Analysis: Authorities may partially allow carry-forward losses after a thorough examination to ensure substantive business continuity and verify that tax avoidance is not the main motive.
Strategic Considerations for Businesses
Companies involved in restructuring must:
- Maintain detailed documentation of the merger’s commercial rationale.
- Ensure operational continuity post-restructuring.
- Consult regularly with tax experts to validate compliance.
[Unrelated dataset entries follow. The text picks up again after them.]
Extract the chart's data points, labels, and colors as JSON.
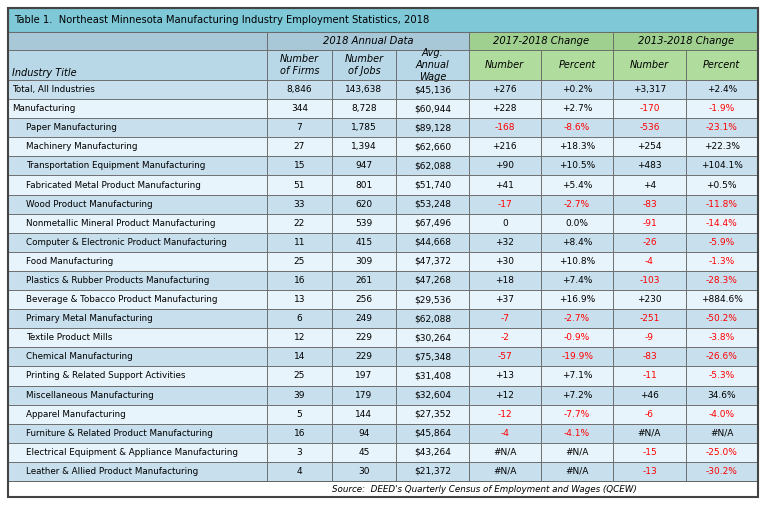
{
  "title": "Table 1.  Northeast Minnesota Manufacturing Industry Employment Statistics, 2018",
  "title_bg": "#7EC8D8",
  "annual_header_bg": "#A8C8D8",
  "change1_header_bg": "#A0D090",
  "change2_header_bg": "#A0D090",
  "col_header_bg_annual": "#B8D8E8",
  "col_header_bg_change": "#B0DC9E",
  "row_bg_even": "#C8E0EE",
  "row_bg_odd": "#E8F4FB",
  "col_headers": [
    "Industry Title",
    "Number\nof Firms",
    "Number\nof Jobs",
    "Avg.\nAnnual\nWage",
    "Number",
    "Percent",
    "Number",
    "Percent"
  ],
  "rows": [
    [
      "Total, All Industries",
      "8,846",
      "143,638",
      "$45,136",
      "+276",
      "+0.2%",
      "+3,317",
      "+2.4%"
    ],
    [
      "Manufacturing",
      "344",
      "8,728",
      "$60,944",
      "+228",
      "+2.7%",
      "-170",
      "-1.9%"
    ],
    [
      "    Paper Manufacturing",
      "7",
      "1,785",
      "$89,128",
      "-168",
      "-8.6%",
      "-536",
      "-23.1%"
    ],
    [
      "    Machinery Manufacturing",
      "27",
      "1,394",
      "$62,660",
      "+216",
      "+18.3%",
      "+254",
      "+22.3%"
    ],
    [
      "    Transportation Equipment Manufacturing",
      "15",
      "947",
      "$62,088",
      "+90",
      "+10.5%",
      "+483",
      "+104.1%"
    ],
    [
      "    Fabricated Metal Product Manufacturing",
      "51",
      "801",
      "$51,740",
      "+41",
      "+5.4%",
      "+4",
      "+0.5%"
    ],
    [
      "    Wood Product Manufacturing",
      "33",
      "620",
      "$53,248",
      "-17",
      "-2.7%",
      "-83",
      "-11.8%"
    ],
    [
      "    Nonmetallic Mineral Product Manufacturing",
      "22",
      "539",
      "$67,496",
      "0",
      "0.0%",
      "-91",
      "-14.4%"
    ],
    [
      "    Computer & Electronic Product Manufacturing",
      "11",
      "415",
      "$44,668",
      "+32",
      "+8.4%",
      "-26",
      "-5.9%"
    ],
    [
      "    Food Manufacturing",
      "25",
      "309",
      "$47,372",
      "+30",
      "+10.8%",
      "-4",
      "-1.3%"
    ],
    [
      "    Plastics & Rubber Products Manufacturing",
      "16",
      "261",
      "$47,268",
      "+18",
      "+7.4%",
      "-103",
      "-28.3%"
    ],
    [
      "    Beverage & Tobacco Product Manufacturing",
      "13",
      "256",
      "$29,536",
      "+37",
      "+16.9%",
      "+230",
      "+884.6%"
    ],
    [
      "    Primary Metal Manufacturing",
      "6",
      "249",
      "$62,088",
      "-7",
      "-2.7%",
      "-251",
      "-50.2%"
    ],
    [
      "    Textile Product Mills",
      "12",
      "229",
      "$30,264",
      "-2",
      "-0.9%",
      "-9",
      "-3.8%"
    ],
    [
      "    Chemical Manufacturing",
      "14",
      "229",
      "$75,348",
      "-57",
      "-19.9%",
      "-83",
      "-26.6%"
    ],
    [
      "    Printing & Related Support Activities",
      "25",
      "197",
      "$31,408",
      "+13",
      "+7.1%",
      "-11",
      "-5.3%"
    ],
    [
      "    Miscellaneous Manufacturing",
      "39",
      "179",
      "$32,604",
      "+12",
      "+7.2%",
      "+46",
      "34.6%"
    ],
    [
      "    Apparel Manufacturing",
      "5",
      "144",
      "$27,352",
      "-12",
      "-7.7%",
      "-6",
      "-4.0%"
    ],
    [
      "    Furniture & Related Product Manufacturing",
      "16",
      "94",
      "$45,864",
      "-4",
      "-4.1%",
      "#N/A",
      "#N/A"
    ],
    [
      "    Electrical Equipment & Appliance Manufacturing",
      "3",
      "45",
      "$43,264",
      "#N/A",
      "#N/A",
      "-15",
      "-25.0%"
    ],
    [
      "    Leather & Allied Product Manufacturing",
      "4",
      "30",
      "$21,372",
      "#N/A",
      "#N/A",
      "-13",
      "-30.2%"
    ]
  ],
  "row_text_colors": [
    [
      "black",
      "black",
      "black",
      "black",
      "black",
      "black",
      "black",
      "black"
    ],
    [
      "black",
      "black",
      "black",
      "black",
      "black",
      "black",
      "red",
      "red"
    ],
    [
      "black",
      "black",
      "black",
      "black",
      "red",
      "red",
      "red",
      "red"
    ],
    [
      "black",
      "black",
      "black",
      "black",
      "black",
      "black",
      "black",
      "black"
    ],
    [
      "black",
      "black",
      "black",
      "black",
      "black",
      "black",
      "black",
      "black"
    ],
    [
      "black",
      "black",
      "black",
      "black",
      "black",
      "black",
      "black",
      "black"
    ],
    [
      "black",
      "black",
      "black",
      "black",
      "red",
      "red",
      "red",
      "red"
    ],
    [
      "black",
      "black",
      "black",
      "black",
      "black",
      "black",
      "red",
      "red"
    ],
    [
      "black",
      "black",
      "black",
      "black",
      "black",
      "black",
      "red",
      "red"
    ],
    [
      "black",
      "black",
      "black",
      "black",
      "black",
      "black",
      "red",
      "red"
    ],
    [
      "black",
      "black",
      "black",
      "black",
      "black",
      "black",
      "red",
      "red"
    ],
    [
      "black",
      "black",
      "black",
      "black",
      "black",
      "black",
      "black",
      "black"
    ],
    [
      "black",
      "black",
      "black",
      "black",
      "red",
      "red",
      "red",
      "red"
    ],
    [
      "black",
      "black",
      "black",
      "black",
      "red",
      "red",
      "red",
      "red"
    ],
    [
      "black",
      "black",
      "black",
      "black",
      "red",
      "red",
      "red",
      "red"
    ],
    [
      "black",
      "black",
      "black",
      "black",
      "black",
      "black",
      "red",
      "red"
    ],
    [
      "black",
      "black",
      "black",
      "black",
      "black",
      "black",
      "black",
      "black"
    ],
    [
      "black",
      "black",
      "black",
      "black",
      "red",
      "red",
      "red",
      "red"
    ],
    [
      "black",
      "black",
      "black",
      "black",
      "red",
      "red",
      "black",
      "black"
    ],
    [
      "black",
      "black",
      "black",
      "black",
      "black",
      "black",
      "red",
      "red"
    ],
    [
      "black",
      "black",
      "black",
      "black",
      "black",
      "black",
      "red",
      "red"
    ]
  ],
  "source_text": "Source:  DEED's Quarterly Census of Employment and Wages (QCEW)",
  "figsize": [
    7.66,
    5.05
  ],
  "dpi": 100
}
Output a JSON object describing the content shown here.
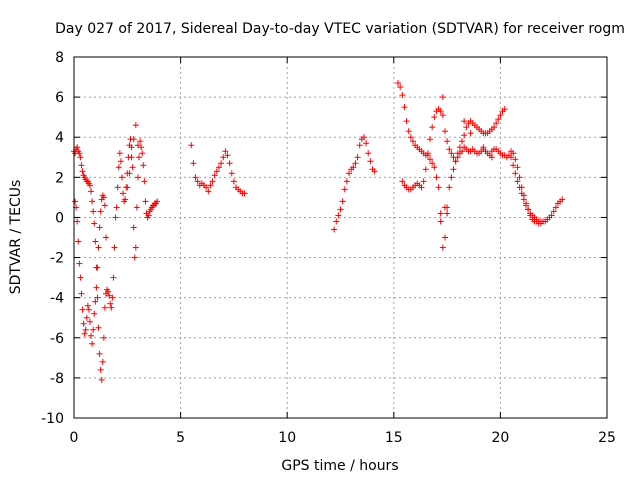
{
  "chart_data": {
    "type": "scatter",
    "title": "Day 027 of 2017, Sidereal Day-to-day VTEC variation (SDTVAR) for receiver rogm",
    "xlabel": "GPS time / hours",
    "ylabel": "SDTVAR / TECUs",
    "xlim": [
      0,
      25
    ],
    "ylim": [
      -10,
      8
    ],
    "xticks": [
      0,
      5,
      10,
      15,
      20,
      25
    ],
    "xtick_labels": [
      "0",
      "5",
      "10",
      "15",
      "20",
      "25"
    ],
    "yticks": [
      -10,
      -8,
      -6,
      -4,
      -2,
      0,
      2,
      4,
      6,
      8
    ],
    "ytick_labels": [
      "-10",
      "-8",
      "-6",
      "-4",
      "-2",
      "0",
      "2",
      "4",
      "6",
      "8"
    ],
    "grid": true,
    "marker": "+",
    "color": "#ff0000",
    "series": [
      {
        "name": "SDTVAR",
        "x": [
          0.0,
          0.05,
          0.1,
          0.15,
          0.2,
          0.25,
          0.3,
          0.35,
          0.4,
          0.45,
          0.5,
          0.55,
          0.6,
          0.65,
          0.7,
          0.75,
          0.8,
          0.85,
          0.9,
          0.95,
          1.0,
          1.05,
          1.1,
          1.15,
          1.2,
          1.25,
          1.3,
          1.35,
          1.4,
          1.45,
          1.5,
          1.55,
          1.6,
          1.65,
          1.7,
          1.75,
          1.8,
          1.85,
          1.9,
          1.95,
          2.0,
          2.05,
          2.1,
          2.15,
          2.2,
          2.25,
          2.3,
          2.35,
          2.4,
          2.45,
          2.5,
          2.55,
          2.6,
          2.65,
          2.7,
          2.75,
          2.8,
          2.85,
          2.9,
          2.95,
          3.0,
          3.05,
          3.1,
          3.15,
          3.2,
          3.25,
          3.3,
          3.35,
          3.4,
          3.45,
          3.5,
          3.55,
          3.6,
          3.65,
          3.7,
          3.75,
          3.8,
          3.85,
          3.9,
          0.05,
          0.1,
          0.15,
          0.2,
          0.25,
          0.3,
          0.35,
          0.4,
          0.45,
          0.5,
          0.55,
          0.6,
          0.65,
          0.7,
          0.75,
          0.8,
          0.85,
          0.9,
          0.95,
          1.0,
          1.05,
          1.1,
          1.15,
          1.2,
          1.25,
          1.3,
          1.35,
          1.4,
          1.45,
          1.5,
          2.5,
          2.6,
          2.7,
          2.8,
          2.9,
          3.0,
          5.5,
          5.6,
          5.7,
          5.8,
          5.9,
          6.0,
          6.1,
          6.2,
          6.3,
          6.4,
          6.5,
          6.6,
          6.7,
          6.8,
          6.9,
          7.0,
          7.1,
          7.2,
          7.3,
          7.4,
          7.5,
          7.6,
          7.7,
          7.8,
          7.9,
          8.0,
          12.2,
          12.3,
          12.4,
          12.5,
          12.6,
          12.7,
          12.8,
          12.9,
          13.0,
          13.1,
          13.2,
          13.3,
          13.4,
          13.5,
          13.6,
          13.7,
          13.8,
          13.9,
          14.0,
          14.1,
          15.2,
          15.3,
          15.4,
          15.5,
          15.6,
          15.7,
          15.8,
          15.9,
          16.0,
          16.1,
          16.2,
          16.3,
          16.4,
          16.5,
          16.6,
          16.7,
          16.8,
          16.9,
          17.0,
          17.1,
          17.2,
          17.3,
          17.4,
          17.5,
          17.6,
          17.7,
          17.8,
          17.9,
          18.0,
          18.1,
          18.2,
          18.3,
          18.4,
          18.5,
          18.6,
          18.7,
          18.8,
          18.9,
          19.0,
          19.1,
          19.2,
          19.3,
          19.4,
          19.5,
          19.6,
          19.7,
          19.8,
          19.9,
          20.0,
          20.1,
          20.2,
          15.4,
          15.5,
          15.6,
          15.7,
          15.8,
          15.9,
          16.0,
          16.1,
          16.2,
          16.3,
          16.4,
          16.5,
          16.6,
          16.7,
          16.8,
          16.9,
          17.0,
          17.1,
          17.2,
          17.3,
          17.4,
          17.5,
          17.6,
          17.7,
          17.8,
          17.9,
          18.0,
          18.1,
          18.2,
          18.3,
          18.4,
          18.5,
          18.6,
          18.7,
          18.8,
          18.9,
          19.0,
          19.1,
          19.2,
          19.3,
          19.4,
          19.5,
          19.6,
          19.7,
          19.8,
          19.9,
          20.0,
          20.1,
          20.2,
          20.3,
          20.4,
          20.5,
          20.6,
          20.7,
          20.8,
          20.9,
          21.0,
          21.1,
          21.2,
          21.3,
          21.4,
          21.5,
          21.6,
          21.7,
          21.8,
          21.9,
          22.0,
          22.1,
          22.2,
          22.3,
          22.4,
          22.5,
          22.6,
          22.7,
          22.8,
          22.9,
          20.5,
          20.6,
          20.7,
          20.8,
          20.9,
          21.0,
          21.1,
          21.2,
          21.3,
          21.4,
          21.5,
          21.6,
          21.7,
          21.8,
          21.9,
          22.0,
          17.2,
          17.3,
          17.4,
          17.5,
          18.3,
          18.6,
          19.2,
          19.6
        ],
        "y": [
          3.3,
          3.2,
          3.4,
          3.5,
          3.3,
          3.2,
          3.0,
          2.6,
          2.3,
          2.1,
          2.0,
          1.9,
          1.8,
          1.8,
          1.7,
          1.6,
          1.3,
          0.8,
          0.3,
          -0.3,
          -1.2,
          -2.5,
          -4.0,
          -5.5,
          -6.8,
          -7.6,
          -8.1,
          -7.2,
          -6.0,
          -4.5,
          -3.8,
          -3.6,
          -3.7,
          -3.9,
          -4.3,
          -4.5,
          -4.0,
          -3.0,
          -1.5,
          0.0,
          0.5,
          1.5,
          2.5,
          3.2,
          2.8,
          2.0,
          1.2,
          0.8,
          0.9,
          1.5,
          2.2,
          3.0,
          3.6,
          3.9,
          3.5,
          2.5,
          -0.5,
          -2.0,
          -1.5,
          0.5,
          2.0,
          3.0,
          3.8,
          3.5,
          3.2,
          2.6,
          1.8,
          0.8,
          0.2,
          0.0,
          0.1,
          0.3,
          0.4,
          0.5,
          0.6,
          0.6,
          0.7,
          0.7,
          0.8,
          0.8,
          0.5,
          -0.2,
          -1.2,
          -2.3,
          -3.0,
          -3.8,
          -4.6,
          -5.3,
          -5.8,
          -5.6,
          -5.0,
          -4.4,
          -4.6,
          -5.2,
          -5.9,
          -6.3,
          -5.6,
          -4.8,
          -4.2,
          -3.5,
          -2.5,
          -1.5,
          -0.5,
          0.3,
          0.9,
          1.1,
          1.0,
          0.6,
          -1.0,
          1.5,
          2.2,
          3.0,
          3.9,
          4.6,
          3.6,
          3.6,
          2.7,
          2.0,
          1.8,
          1.6,
          1.7,
          1.6,
          1.5,
          1.3,
          1.6,
          1.8,
          2.1,
          2.3,
          2.5,
          2.7,
          3.0,
          3.3,
          3.1,
          2.7,
          2.2,
          1.8,
          1.5,
          1.4,
          1.3,
          1.2,
          1.2,
          -0.6,
          -0.2,
          0.1,
          0.4,
          0.8,
          1.4,
          1.8,
          2.2,
          2.4,
          2.5,
          2.7,
          3.0,
          3.6,
          3.9,
          4.0,
          3.7,
          3.2,
          2.8,
          2.4,
          2.3,
          6.7,
          6.5,
          6.1,
          5.5,
          4.8,
          4.3,
          4.0,
          3.8,
          3.6,
          3.5,
          3.4,
          3.3,
          3.2,
          3.1,
          3.1,
          2.9,
          2.7,
          2.5,
          2.0,
          1.5,
          -0.2,
          -1.5,
          -1.0,
          0.5,
          1.5,
          2.0,
          2.4,
          2.8,
          3.2,
          3.5,
          3.8,
          4.1,
          4.5,
          4.7,
          4.8,
          4.7,
          4.6,
          4.5,
          4.4,
          4.3,
          4.2,
          4.2,
          4.2,
          4.3,
          4.4,
          4.5,
          4.7,
          4.9,
          5.1,
          5.3,
          5.4,
          1.8,
          1.6,
          1.5,
          1.4,
          1.4,
          1.5,
          1.6,
          1.7,
          1.6,
          1.5,
          1.8,
          2.4,
          3.2,
          3.9,
          4.5,
          5.0,
          5.3,
          5.4,
          5.3,
          5.1,
          4.3,
          3.8,
          3.4,
          3.2,
          3.0,
          2.8,
          3.0,
          3.2,
          3.3,
          3.5,
          3.4,
          3.3,
          3.3,
          3.4,
          3.3,
          3.2,
          3.2,
          3.3,
          3.4,
          3.3,
          3.2,
          3.1,
          3.3,
          3.4,
          3.4,
          3.3,
          3.2,
          3.1,
          3.1,
          3.0,
          3.1,
          3.3,
          3.2,
          2.9,
          2.5,
          2.0,
          1.5,
          1.1,
          0.7,
          0.4,
          0.1,
          -0.1,
          -0.2,
          -0.2,
          -0.3,
          -0.3,
          -0.2,
          -0.2,
          -0.1,
          0.0,
          0.1,
          0.3,
          0.5,
          0.7,
          0.8,
          0.9,
          3.0,
          2.6,
          2.2,
          1.8,
          1.5,
          1.2,
          0.9,
          0.6,
          0.4,
          0.2,
          0.1,
          0.0,
          -0.1,
          -0.2,
          -0.2,
          -0.2,
          0.2,
          6.0,
          0.5,
          0.2,
          4.8,
          4.2,
          3.5,
          3.0
        ]
      }
    ]
  }
}
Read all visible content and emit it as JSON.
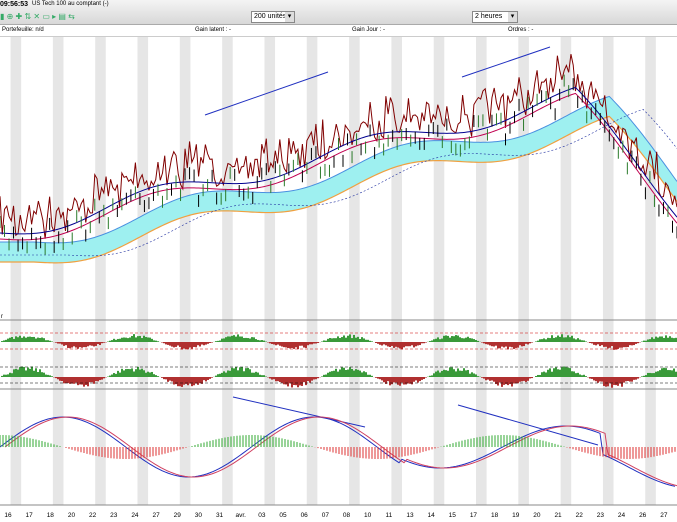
{
  "toolbar": {
    "time": "09:56:53",
    "instrument": "US Tech 100 au comptant (-)",
    "quantity": "200 unités",
    "interval": "2 heures"
  },
  "infobar": {
    "portfolio": "Portefeuille: n/d",
    "unrealized": "Gain latent : -",
    "daily": "Gain Jour : -",
    "orders": "Ordres : -"
  },
  "panel_label": "r",
  "x_labels": [
    "16",
    "17",
    "18",
    "20",
    "22",
    "23",
    "24",
    "27",
    "29",
    "30",
    "31",
    "avr.",
    "03",
    "05",
    "06",
    "07",
    "08",
    "10",
    "11",
    "13",
    "14",
    "15",
    "17",
    "18",
    "19",
    "20",
    "21",
    "22",
    "23",
    "24",
    "26",
    "27"
  ]
}
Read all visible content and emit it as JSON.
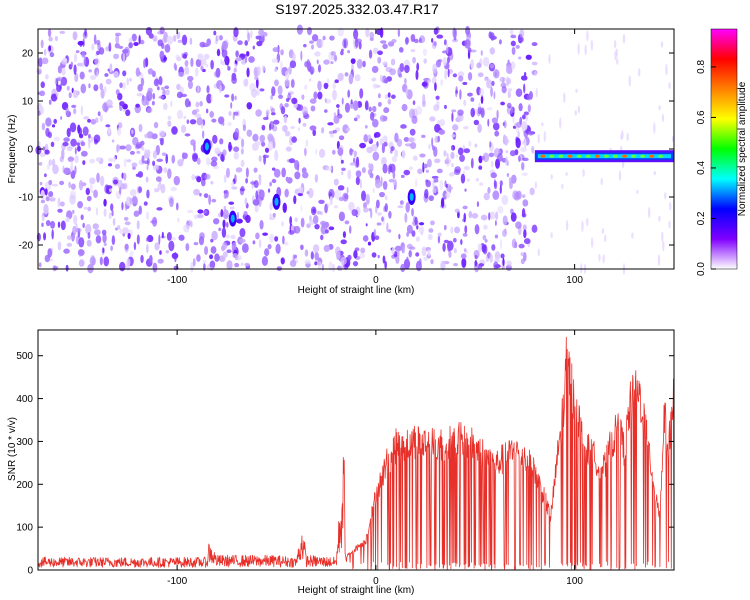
{
  "title": "S197.2025.332.03.47.R17",
  "chart_data": [
    {
      "type": "heatmap",
      "xlabel": "Height of straight line (km)",
      "ylabel": "Frequency (Hz)",
      "xlim": [
        -170,
        150
      ],
      "ylim": [
        -25,
        25
      ],
      "x_ticks": [
        -100,
        0,
        100
      ],
      "y_ticks": [
        -20,
        -10,
        0,
        10,
        20
      ],
      "grid": false,
      "colorbar": {
        "label": "Normalized spectral amplitude",
        "range": [
          0.0,
          0.95
        ],
        "ticks": [
          "0.0",
          "0.2",
          "0.4",
          "0.6",
          "0.8"
        ],
        "colors": [
          "#ffffff",
          "#8000ff",
          "#0000ff",
          "#00ffff",
          "#00ff00",
          "#ffff00",
          "#ff8000",
          "#ff0000",
          "#ff00ff"
        ]
      },
      "features": [
        {
          "x_range": [
            80,
            150
          ],
          "y": -1.5,
          "level": 0.55
        },
        {
          "x": -85,
          "y": 0.5,
          "level": 0.3
        },
        {
          "x": -72,
          "y": -14.5,
          "level": 0.25
        },
        {
          "x": -50,
          "y": -11,
          "level": 0.3
        },
        {
          "x": 18,
          "y": -10,
          "level": 0.25
        }
      ]
    },
    {
      "type": "line",
      "xlabel": "Height of straight line (km)",
      "ylabel": "SNR (10 * v/v)",
      "xlim": [
        -170,
        150
      ],
      "ylim": [
        0,
        560
      ],
      "x_ticks": [
        -100,
        0,
        100
      ],
      "y_ticks": [
        0,
        100,
        200,
        300,
        400,
        500
      ],
      "grid": false,
      "series": [
        {
          "color": "#e8302a",
          "envelope_x": [
            -170,
            -85,
            -84,
            -80,
            -50,
            -40,
            -37,
            -35,
            -20,
            -16,
            -15,
            -5,
            0,
            5,
            10,
            20,
            30,
            40,
            50,
            60,
            65,
            70,
            75,
            80,
            85,
            88,
            92,
            95,
            96,
            100,
            105,
            110,
            115,
            118,
            122,
            125,
            128,
            130,
            133,
            135,
            140,
            143,
            145,
            147,
            150
          ],
          "envelope_y": [
            30,
            30,
            70,
            35,
            35,
            30,
            110,
            35,
            30,
            300,
            35,
            80,
            200,
            280,
            330,
            345,
            330,
            350,
            330,
            280,
            300,
            320,
            300,
            260,
            190,
            140,
            330,
            470,
            560,
            450,
            330,
            300,
            270,
            330,
            380,
            320,
            440,
            470,
            460,
            400,
            230,
            140,
            420,
            330,
            470
          ]
        }
      ]
    }
  ]
}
Regulatory Compliance & Scrutiny
The Income Tax Department is expected to closely monitor mergers post-implementation of this regulation. Companies should expect increased audits and scrutiny, demanding thorough preparedness and transparency in their restructuring plans.
Conclusion
The new provisions of Budget 2025 aim to tighten regulatory oversight and promote transparency in corporate restructuring. Businesses must adapt and ensure that their restructuring plans align with the enhanced compliance expectations to avoid potential tax disputes.
Consulting experienced tax professionals will be essential to navigate these new complexities effectively.